# differentiable, f' not continuous

• Mar 19th 2009, 02:46 PM
chloe561
differentiable, f' not continuous
Let $\displaystyle f(x)=x^2 \sin(\frac{1}{x})$ for $\displaystyle x \not = 0$ and $\displaystyle f(0)=0.$

a) Prove that $\displaystyle f(x)$ is differentiable on $\displaystyle \mathbb{R}$.
b) Prove that $\displaystyle f'(x)$ is not continuous on $\displaystyle \mathbb{R}$.

I need help on BOTH parts. I've tried this problem, but I think I am not being very explicit in my proofs. I am also very sure my proof in b) is not nice. Is there another way to do b) [possibly without using the fundamental theorem of calculus]?

Attempt:
a) Clearly $\displaystyle f(x)$ is differentiable at $\displaystyle x \not = 0$. [How do I show this?] In fact, $\displaystyle f'(x)=2x \sin(x) - \cos(\frac{1}{x})$ [valid for $\displaystyle x \not =0$]. At $\displaystyle x=0$, $\displaystyle f'(0)=\lim_{x \rightarrow 0} \frac{f(h)-f(0)}{h}=\lim_{h \rightarrow 0} h \sin(\frac{1}{h})=0$. Hence, $\displaystyle f(x)$ is differentiable on $\displaystyle \mathbb{R}$.

b) $\displaystyle f'(x)=2x \sin(x) - \cos(\frac{1}{x})$. Let $\displaystyle p(x)=2x \sin(x)$. Then $\displaystyle p(0)=0$ because $\displaystyle p(0)=2 \cdot \lim_{x \rightarrow 0} x \sin(\frac{1}{x})=0$. So $\displaystyle p(0)=0$. So by FTC $\displaystyle \exists P(x)$ s.t. $\displaystyle P'(x)=p(x)$. So $\displaystyle f'(x)=P'(x)-cos(\frac{1}{x})$. But then $\displaystyle \cos(\frac{1}{x})$ is not a continuous function. But by FTC, $\displaystyle P(x)$ is differentiable. Then $\displaystyle P(x)$, $\displaystyle f(x)$ are differentiable functions whose derivatives are not continuous.

Thanks.
• Mar 19th 2009, 04:11 PM
Krizalid
$\displaystyle f'(x)\to\infty$ as $\displaystyle x\to0,$ thus $\displaystyle f'(x)$ is not continuous at $\displaystyle x=0.$ $\displaystyle f$ is of course, differentiable but not of class 1.
• Mar 21st 2009, 06:08 AM
Laurent
Quote:

Originally Posted by chloe561
Let $\displaystyle f(x)=x^2 \sin(\frac{1}{x})$ for $\displaystyle x \not = 0$ and $\displaystyle f(0)=0.$

a) Prove that $\displaystyle f(x)$ is differentiable on $\displaystyle \mathbb{R}$.
b) Prove that $\displaystyle f'(x)$ is not continuous on $\displaystyle \mathbb{R}$.

I need help on BOTH parts.
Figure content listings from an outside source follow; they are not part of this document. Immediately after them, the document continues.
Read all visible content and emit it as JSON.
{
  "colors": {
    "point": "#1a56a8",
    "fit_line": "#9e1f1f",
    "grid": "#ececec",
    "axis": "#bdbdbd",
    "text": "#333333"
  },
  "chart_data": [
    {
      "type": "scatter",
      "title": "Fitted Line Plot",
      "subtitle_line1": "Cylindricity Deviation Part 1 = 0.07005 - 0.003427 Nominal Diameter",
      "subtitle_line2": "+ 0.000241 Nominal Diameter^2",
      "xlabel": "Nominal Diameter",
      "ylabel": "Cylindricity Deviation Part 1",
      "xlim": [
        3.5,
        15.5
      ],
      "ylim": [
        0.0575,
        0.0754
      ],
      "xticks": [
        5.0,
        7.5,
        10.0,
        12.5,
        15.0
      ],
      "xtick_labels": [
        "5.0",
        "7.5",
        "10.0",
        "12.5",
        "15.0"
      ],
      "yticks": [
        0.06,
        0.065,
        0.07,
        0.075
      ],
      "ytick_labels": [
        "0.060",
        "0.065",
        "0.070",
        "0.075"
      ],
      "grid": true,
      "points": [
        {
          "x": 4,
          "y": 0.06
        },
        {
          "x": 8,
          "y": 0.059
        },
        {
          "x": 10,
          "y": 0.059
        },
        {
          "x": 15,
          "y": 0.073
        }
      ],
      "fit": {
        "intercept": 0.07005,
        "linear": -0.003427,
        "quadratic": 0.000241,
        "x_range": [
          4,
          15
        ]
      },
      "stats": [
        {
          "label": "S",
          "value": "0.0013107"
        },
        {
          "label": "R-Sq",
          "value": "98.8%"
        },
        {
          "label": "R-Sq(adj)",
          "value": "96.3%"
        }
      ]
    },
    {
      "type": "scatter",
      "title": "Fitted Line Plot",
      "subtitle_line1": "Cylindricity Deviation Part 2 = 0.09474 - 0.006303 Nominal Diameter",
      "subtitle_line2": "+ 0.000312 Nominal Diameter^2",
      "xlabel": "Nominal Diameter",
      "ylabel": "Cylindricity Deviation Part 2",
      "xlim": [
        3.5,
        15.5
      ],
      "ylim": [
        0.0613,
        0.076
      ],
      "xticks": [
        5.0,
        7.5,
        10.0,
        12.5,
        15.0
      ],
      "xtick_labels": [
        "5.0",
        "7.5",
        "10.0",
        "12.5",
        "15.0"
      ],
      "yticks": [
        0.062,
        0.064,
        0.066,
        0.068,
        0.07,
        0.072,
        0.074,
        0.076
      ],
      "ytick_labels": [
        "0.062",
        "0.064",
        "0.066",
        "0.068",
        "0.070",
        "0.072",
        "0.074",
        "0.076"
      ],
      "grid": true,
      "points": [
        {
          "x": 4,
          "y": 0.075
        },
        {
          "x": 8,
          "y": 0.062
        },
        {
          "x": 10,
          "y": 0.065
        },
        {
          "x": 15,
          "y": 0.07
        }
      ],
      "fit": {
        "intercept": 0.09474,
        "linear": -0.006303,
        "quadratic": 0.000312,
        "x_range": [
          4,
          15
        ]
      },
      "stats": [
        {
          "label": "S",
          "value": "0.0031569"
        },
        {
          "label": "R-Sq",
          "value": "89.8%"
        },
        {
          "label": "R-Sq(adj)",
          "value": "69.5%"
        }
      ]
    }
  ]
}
I've tried this problem, but I think I am not being very explicit in my proofs. I am also very sure my proof in b) is not nice. Is there another way to do b) [possibly without using the fundamental theorem of calculus]?

For part a), to justify that $\displaystyle f$ is differentiable on $\displaystyle \mathbb{R}\setminus\{0\}$, you can say that it is obtained by product and composition of the following differentiable functions: $\displaystyle x\mapsto x^2$ on $\displaystyle \mathbb{R}$, $\displaystyle \sin$ on $\displaystyle \mathbb{R}$ and $\displaystyle x\mapsto\frac{1}{x}$ on $\displaystyle \mathbb{R}^*$. The computation at 0 is fine (well, it would be better not to write $\displaystyle f'(0)$ when you don't know that it exists yet)

For part b), you don't need to refer to FTC : just say that $\displaystyle x\sin\frac{1}{x}$ tends to 0, while $\displaystyle \cos\frac{1}{x}$ has no limit as $\displaystyle x\to0^+$, so that $\displaystyle f'(x)$ has no limit as $\displaystyle x\to0^+$. Therefore, it can't be continuous (whatever $\displaystyle f'(0)$ is).

Quote:

Originally Posted by Krizalid
$\displaystyle f'(x)\to\infty$ as $\displaystyle x\to0,$ thus $\displaystyle f'(x)$ is not continuous at $\displaystyle x=0.$ $\displaystyle f$ is of course, differentiable but not of class 1.

No, $\displaystyle f'(x)$ is bounded near 0 (and it has no limit when $\displaystyle x\to0^+$).